Chrome opens but debugging port returns 404

You likely have --user-data-dir pointing to the default profile. Since Chrome 136, the default profile blocks remote debugging. Use a different path:

--user-data-dir=/tmp/chrome-debug-profile  # Any non-default path works

Node.js version error

Chrome DevTools MCP requires Node.js v20.19+. Check with:

node --version

FAQ

Q: Does autoConnect work on Chrome 144/145? A: Yes, but only on the Beta channel. You need to add --channel=beta to the MCP config.
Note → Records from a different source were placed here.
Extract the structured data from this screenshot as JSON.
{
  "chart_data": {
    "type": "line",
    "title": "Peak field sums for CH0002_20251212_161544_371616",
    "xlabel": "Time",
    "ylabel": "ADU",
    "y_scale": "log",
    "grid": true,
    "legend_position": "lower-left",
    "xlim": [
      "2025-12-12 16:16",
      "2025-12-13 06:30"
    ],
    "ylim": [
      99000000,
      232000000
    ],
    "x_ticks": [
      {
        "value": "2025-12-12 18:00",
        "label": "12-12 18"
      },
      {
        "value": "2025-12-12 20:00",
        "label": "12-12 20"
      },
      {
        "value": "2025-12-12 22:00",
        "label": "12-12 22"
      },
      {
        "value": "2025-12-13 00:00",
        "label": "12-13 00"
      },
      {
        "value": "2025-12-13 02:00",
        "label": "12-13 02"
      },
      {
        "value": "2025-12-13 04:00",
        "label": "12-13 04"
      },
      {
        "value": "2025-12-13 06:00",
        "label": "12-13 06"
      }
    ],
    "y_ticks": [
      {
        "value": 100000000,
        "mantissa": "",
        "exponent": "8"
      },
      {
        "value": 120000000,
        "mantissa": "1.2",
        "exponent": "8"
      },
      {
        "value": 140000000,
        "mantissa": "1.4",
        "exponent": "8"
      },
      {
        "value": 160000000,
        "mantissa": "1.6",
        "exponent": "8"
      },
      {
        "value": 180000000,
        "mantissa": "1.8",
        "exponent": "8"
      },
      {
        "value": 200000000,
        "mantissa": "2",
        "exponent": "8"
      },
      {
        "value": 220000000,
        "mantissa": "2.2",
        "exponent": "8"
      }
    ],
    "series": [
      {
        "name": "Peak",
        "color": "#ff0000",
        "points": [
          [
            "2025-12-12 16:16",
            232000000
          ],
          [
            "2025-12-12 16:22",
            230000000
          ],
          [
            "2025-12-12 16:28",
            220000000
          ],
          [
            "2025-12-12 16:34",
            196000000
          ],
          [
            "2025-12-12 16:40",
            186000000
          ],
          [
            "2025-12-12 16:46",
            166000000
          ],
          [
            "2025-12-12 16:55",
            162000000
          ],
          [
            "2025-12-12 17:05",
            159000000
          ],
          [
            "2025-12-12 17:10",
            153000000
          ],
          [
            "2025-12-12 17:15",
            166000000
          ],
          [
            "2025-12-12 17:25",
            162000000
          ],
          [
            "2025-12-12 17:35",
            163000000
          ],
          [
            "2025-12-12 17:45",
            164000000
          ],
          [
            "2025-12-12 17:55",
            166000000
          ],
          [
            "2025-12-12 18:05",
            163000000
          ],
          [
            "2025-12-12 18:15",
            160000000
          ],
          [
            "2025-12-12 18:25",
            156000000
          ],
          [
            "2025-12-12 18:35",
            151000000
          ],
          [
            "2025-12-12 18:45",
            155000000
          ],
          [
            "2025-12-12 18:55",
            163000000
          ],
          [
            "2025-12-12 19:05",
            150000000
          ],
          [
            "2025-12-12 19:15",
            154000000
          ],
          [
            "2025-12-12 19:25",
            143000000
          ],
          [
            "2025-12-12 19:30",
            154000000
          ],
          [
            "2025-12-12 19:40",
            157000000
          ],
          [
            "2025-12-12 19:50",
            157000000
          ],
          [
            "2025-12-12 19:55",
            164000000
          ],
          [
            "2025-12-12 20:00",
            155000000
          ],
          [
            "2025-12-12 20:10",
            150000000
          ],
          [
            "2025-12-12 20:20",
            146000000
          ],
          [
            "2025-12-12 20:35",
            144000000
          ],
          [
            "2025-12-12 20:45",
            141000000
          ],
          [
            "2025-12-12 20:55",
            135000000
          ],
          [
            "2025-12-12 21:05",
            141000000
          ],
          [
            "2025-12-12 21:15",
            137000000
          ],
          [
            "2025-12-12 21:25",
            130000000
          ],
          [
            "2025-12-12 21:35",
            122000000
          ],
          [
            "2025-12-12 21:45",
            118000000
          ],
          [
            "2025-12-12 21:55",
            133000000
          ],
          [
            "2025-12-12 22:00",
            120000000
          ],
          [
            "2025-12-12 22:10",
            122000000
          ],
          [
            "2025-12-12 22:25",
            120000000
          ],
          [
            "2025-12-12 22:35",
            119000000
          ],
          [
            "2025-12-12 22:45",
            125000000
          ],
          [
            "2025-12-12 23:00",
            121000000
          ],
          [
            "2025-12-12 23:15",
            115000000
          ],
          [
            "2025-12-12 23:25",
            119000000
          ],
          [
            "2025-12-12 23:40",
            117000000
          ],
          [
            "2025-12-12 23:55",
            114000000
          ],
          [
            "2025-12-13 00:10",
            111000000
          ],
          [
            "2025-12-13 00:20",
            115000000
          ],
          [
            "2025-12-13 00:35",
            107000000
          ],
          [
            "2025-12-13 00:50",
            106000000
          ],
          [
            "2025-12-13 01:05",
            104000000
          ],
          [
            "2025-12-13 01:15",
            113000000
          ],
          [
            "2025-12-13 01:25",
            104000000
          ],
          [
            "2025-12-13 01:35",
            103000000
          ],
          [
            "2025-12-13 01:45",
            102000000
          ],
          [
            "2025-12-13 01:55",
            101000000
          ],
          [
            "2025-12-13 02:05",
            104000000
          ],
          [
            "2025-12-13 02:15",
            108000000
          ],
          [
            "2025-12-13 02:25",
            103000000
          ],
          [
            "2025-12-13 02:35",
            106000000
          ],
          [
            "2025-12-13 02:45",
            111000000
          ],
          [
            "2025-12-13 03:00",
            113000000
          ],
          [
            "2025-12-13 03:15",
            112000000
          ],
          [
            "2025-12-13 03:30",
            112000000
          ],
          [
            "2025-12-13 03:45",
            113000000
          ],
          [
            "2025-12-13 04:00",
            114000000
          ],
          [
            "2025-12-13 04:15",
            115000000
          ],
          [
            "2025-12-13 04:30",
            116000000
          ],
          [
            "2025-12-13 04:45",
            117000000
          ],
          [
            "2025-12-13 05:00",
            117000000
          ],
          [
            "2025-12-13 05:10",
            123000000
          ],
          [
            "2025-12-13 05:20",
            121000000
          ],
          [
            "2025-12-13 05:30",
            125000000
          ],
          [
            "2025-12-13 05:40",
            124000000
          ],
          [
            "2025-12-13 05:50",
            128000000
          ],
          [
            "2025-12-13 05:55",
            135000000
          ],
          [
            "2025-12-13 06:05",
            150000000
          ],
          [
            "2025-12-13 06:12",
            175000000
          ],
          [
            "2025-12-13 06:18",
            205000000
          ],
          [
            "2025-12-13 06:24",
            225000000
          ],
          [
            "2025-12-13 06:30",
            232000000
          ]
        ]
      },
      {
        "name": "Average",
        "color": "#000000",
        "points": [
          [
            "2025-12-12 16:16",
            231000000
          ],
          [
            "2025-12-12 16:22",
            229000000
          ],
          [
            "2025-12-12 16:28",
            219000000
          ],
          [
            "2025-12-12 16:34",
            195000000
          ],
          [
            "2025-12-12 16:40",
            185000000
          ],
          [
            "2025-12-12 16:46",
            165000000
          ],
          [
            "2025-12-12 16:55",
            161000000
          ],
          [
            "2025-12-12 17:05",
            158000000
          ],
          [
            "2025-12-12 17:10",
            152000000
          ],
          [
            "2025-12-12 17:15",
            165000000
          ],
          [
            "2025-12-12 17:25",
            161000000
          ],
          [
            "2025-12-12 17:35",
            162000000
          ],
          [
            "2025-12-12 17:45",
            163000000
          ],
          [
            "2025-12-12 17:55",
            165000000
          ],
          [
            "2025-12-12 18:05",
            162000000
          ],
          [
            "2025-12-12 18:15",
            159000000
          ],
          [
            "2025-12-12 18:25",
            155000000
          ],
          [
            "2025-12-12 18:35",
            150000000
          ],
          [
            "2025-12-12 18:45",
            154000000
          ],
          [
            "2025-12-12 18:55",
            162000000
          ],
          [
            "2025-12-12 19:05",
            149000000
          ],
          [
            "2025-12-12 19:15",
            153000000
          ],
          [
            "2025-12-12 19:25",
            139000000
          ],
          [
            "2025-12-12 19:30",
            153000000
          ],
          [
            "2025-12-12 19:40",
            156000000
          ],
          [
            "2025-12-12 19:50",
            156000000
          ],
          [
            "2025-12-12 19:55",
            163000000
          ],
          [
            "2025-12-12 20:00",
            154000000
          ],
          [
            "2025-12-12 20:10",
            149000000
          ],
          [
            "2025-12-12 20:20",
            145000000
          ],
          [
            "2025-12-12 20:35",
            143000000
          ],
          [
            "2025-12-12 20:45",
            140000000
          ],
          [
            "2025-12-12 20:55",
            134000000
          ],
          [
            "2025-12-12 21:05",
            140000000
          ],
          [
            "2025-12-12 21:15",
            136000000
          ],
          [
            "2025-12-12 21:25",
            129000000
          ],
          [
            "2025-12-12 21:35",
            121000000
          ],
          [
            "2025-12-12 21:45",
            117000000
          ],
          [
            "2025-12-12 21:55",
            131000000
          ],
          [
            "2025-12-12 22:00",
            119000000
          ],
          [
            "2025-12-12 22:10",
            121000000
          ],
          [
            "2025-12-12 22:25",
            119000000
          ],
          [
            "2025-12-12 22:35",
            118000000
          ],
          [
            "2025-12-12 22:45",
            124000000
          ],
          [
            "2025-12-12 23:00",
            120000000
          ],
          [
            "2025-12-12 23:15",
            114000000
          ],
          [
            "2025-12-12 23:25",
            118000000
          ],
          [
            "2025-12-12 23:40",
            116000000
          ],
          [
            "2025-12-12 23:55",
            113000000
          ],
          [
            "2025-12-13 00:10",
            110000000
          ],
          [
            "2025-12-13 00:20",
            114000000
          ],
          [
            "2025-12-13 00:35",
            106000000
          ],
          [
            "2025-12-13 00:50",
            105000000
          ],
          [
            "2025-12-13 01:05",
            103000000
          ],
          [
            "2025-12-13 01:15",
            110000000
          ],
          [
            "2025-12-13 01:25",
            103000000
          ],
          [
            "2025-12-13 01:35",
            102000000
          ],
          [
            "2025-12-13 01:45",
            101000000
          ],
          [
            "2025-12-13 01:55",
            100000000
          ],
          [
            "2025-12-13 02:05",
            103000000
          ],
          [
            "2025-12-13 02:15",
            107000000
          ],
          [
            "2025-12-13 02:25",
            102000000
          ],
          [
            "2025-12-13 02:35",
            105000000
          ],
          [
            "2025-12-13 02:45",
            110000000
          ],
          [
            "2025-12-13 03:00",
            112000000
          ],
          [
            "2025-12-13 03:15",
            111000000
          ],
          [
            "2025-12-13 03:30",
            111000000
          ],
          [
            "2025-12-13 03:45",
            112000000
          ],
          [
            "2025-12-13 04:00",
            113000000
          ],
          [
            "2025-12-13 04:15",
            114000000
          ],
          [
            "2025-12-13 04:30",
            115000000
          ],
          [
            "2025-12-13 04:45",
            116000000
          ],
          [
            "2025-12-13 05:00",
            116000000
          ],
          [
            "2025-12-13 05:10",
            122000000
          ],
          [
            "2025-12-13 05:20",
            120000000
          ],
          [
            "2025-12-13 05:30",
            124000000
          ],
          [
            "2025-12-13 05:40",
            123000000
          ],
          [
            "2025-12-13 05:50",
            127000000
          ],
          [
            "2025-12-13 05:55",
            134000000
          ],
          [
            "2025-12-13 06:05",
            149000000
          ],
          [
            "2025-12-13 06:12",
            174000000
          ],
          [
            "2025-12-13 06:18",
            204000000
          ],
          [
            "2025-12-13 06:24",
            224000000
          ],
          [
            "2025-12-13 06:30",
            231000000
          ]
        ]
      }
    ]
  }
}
Chrome 146 is the first stable version with autoConnect support.

Q: Can I use this with Firefox or Safari? A: No. Chrome DevTools MCP specifically uses the Chrome DevTools Protocol (CDP). Firefox has its own remote debugging protocol, and Safari uses Web Inspector Protocol. Neither is compatible.

Q: Will the AI agent slow down my browser? A: Minimally. The MCP server communicates via CDP WebSocket, which adds negligible overhead. Performance traces do add some instrumentation, but only while actively recording.

Q: Is --user-data-dir needed for autoConnect too? A: No. autoConnect uses Chrome’s built-in remote debugging request API (introduced in Chrome 144), which doesn’t require a separate user data directory. The --user-data-dir fix is only needed for the manual --browserUrl method.